BdR76 / CSVLint

CSV Lint plug-in for Notepad++ for syntax highlighting, csv validation, automatic column and datatype detecting, fixed width datasets, change datetime format, decimal separator, sort data, count unique values, convert to xml, json, sql etc. A plugin for data cleaning and working with messy data files.
GNU General Public License v3.0
151 stars 8 forks source link

ANSI files with corner separator don't highlight columns #66

Closed favasa closed 1 year ago

favasa commented 1 year ago

In ANSI files with a corner separator, the program detects columns and validate data, but not highlight columns.

When pressing Reformat, colours appear, but also appear a  char surrounding the separator.

Sample files and screenshots attached.

Corner_UTF8.csv Corner_ANSI.csv ANSI_Before_Reformat ANSI_After_Reformat UTF8

Notepad++ debug info:

Notepad++_DebugInfo.txt

rdipardo commented 1 year ago

Looks like a duplicate of #52

Try a newer version: https://github.com/BdR76/CSVLint/releases

favasa commented 1 year ago

I've tried the last version today. Now the strange char doesn't appear by highlight is not working after formatting:

image

rdipardo commented 1 year ago

highlight is not working after formatting

That's a separate issue; nothing to do with the column separator character.

The same thing happens every time a file is reloaded (File > Reload from Disk, or press CTRL+R).

Here's a demonstration where ; is the column separator:

reloaded-bufr-not-lexed

favasa commented 1 year ago

Ok... Close that issue then. Thanks!

BdR76 commented 1 year ago

Actually no, this issue is not solved yet in the current version, the example files UTF8 and ANSI are still displayed like in the screenshot below.

csvlint_corner_separator

The problem is that the separator character is passed to the Lexer through the ScintillaGateway.SetProperty function and recieved by the Lexer.PropertySet function.
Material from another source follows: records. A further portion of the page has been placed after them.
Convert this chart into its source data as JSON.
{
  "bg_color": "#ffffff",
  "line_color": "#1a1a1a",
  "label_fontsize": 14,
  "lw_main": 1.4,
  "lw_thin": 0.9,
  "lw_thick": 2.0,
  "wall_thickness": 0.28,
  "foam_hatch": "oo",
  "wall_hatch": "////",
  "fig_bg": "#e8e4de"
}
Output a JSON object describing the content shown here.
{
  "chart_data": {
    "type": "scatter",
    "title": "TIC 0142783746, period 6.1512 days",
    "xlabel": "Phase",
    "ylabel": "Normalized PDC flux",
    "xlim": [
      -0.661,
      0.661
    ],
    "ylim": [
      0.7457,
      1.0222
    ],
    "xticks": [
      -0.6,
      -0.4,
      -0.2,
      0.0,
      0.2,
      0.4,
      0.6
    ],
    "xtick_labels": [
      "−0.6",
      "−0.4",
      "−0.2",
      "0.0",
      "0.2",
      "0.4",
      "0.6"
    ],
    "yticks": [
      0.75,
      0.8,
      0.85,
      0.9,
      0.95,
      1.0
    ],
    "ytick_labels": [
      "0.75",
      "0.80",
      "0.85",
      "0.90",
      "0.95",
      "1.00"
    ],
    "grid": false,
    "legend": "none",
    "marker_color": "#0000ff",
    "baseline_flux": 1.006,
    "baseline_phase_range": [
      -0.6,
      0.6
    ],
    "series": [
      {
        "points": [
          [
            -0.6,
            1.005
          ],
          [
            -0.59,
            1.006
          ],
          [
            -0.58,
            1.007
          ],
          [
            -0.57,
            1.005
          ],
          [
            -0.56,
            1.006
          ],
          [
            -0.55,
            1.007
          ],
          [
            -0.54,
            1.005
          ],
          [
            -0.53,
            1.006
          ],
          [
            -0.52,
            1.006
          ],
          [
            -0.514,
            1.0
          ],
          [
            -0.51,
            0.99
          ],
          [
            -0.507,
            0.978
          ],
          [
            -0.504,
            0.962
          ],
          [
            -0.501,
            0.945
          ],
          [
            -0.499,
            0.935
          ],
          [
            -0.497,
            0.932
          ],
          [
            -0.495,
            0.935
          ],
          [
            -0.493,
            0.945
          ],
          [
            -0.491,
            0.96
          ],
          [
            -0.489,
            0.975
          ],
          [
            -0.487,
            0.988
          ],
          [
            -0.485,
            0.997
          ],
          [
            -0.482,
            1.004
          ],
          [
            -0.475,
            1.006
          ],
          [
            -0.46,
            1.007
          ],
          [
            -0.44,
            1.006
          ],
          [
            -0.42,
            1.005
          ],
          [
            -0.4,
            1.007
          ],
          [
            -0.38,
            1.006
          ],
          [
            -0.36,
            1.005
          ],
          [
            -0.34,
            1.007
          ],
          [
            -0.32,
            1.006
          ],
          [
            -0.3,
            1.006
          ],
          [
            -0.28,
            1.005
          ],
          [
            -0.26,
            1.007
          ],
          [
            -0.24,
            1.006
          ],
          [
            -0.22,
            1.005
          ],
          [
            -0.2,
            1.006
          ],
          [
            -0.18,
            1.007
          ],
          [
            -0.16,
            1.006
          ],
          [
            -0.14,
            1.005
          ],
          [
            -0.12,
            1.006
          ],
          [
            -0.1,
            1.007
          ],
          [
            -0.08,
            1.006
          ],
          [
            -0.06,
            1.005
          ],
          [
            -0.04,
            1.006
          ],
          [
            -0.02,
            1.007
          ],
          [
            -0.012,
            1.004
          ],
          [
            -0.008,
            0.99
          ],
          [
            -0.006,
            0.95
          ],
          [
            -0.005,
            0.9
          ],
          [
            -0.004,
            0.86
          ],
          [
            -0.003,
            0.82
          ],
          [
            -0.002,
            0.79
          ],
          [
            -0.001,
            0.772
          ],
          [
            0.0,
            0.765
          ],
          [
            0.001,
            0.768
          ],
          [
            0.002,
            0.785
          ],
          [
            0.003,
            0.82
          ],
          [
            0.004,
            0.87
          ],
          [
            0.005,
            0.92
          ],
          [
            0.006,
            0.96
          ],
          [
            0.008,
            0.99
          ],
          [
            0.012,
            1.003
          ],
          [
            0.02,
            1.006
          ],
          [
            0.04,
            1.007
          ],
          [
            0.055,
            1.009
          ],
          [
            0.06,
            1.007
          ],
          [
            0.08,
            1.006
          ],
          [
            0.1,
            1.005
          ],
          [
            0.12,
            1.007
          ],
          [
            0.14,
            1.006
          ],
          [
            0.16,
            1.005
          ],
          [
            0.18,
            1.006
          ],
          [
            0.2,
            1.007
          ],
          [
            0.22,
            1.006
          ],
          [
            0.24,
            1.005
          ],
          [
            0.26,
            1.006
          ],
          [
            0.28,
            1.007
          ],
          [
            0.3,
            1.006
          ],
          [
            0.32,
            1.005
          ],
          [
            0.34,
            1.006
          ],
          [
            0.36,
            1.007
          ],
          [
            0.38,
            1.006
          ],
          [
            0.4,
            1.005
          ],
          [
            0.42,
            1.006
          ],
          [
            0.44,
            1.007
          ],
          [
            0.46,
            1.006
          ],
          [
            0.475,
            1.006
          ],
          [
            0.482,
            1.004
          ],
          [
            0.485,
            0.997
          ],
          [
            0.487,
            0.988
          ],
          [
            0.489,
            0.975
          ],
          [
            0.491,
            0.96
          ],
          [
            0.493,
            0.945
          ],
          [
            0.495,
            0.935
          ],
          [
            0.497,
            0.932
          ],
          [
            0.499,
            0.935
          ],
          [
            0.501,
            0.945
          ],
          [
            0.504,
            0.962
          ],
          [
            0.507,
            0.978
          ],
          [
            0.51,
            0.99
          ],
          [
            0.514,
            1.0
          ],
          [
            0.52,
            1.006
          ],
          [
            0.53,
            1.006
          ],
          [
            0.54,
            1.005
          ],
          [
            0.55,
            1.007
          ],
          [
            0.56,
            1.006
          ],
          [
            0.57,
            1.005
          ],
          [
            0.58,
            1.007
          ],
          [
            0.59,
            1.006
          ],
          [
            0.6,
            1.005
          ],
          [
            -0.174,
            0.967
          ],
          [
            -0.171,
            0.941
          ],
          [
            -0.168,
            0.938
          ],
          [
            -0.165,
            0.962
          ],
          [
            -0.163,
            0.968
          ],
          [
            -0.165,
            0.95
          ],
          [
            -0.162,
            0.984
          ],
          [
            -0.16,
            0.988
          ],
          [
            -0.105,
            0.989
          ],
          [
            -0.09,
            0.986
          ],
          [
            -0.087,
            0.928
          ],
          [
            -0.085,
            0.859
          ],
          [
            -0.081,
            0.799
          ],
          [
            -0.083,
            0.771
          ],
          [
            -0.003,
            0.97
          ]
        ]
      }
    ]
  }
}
It is passed to the SetProperty like ¬ (char 172) but then it is received in PropertySet like a two-character string ¬ (char 194 + char 172). and the Lexer just took value[0] the first character from the string. So under the hood it incorrectly takes the  as the separator character. This is why the CSV Lint lexer makes the file all one color, just blue, becuase it doesn't find any separator.

I've just now changed this line so it takes the last character:

-- old:   separatorChar = value[0];
++ new:   separatorChar = value[value.Length-1]; //hack to fix syntax highlighting for corner ¬ separator

You can try it by downloading the development DLL v0.4.6.5ẞ, this does give the correct syntax highlighting for both the UTF 8 and ANSI file. But it feels a bit like a hack. The separator character shouldn't be converted to a two-byte value in the first place.

BdR76 commented 1 year ago

This issue is fixed in the latest version v0.4.6.5, see the releases page. You can download it manually and it will be available in the next Notepad++ update in the Plugin Manager.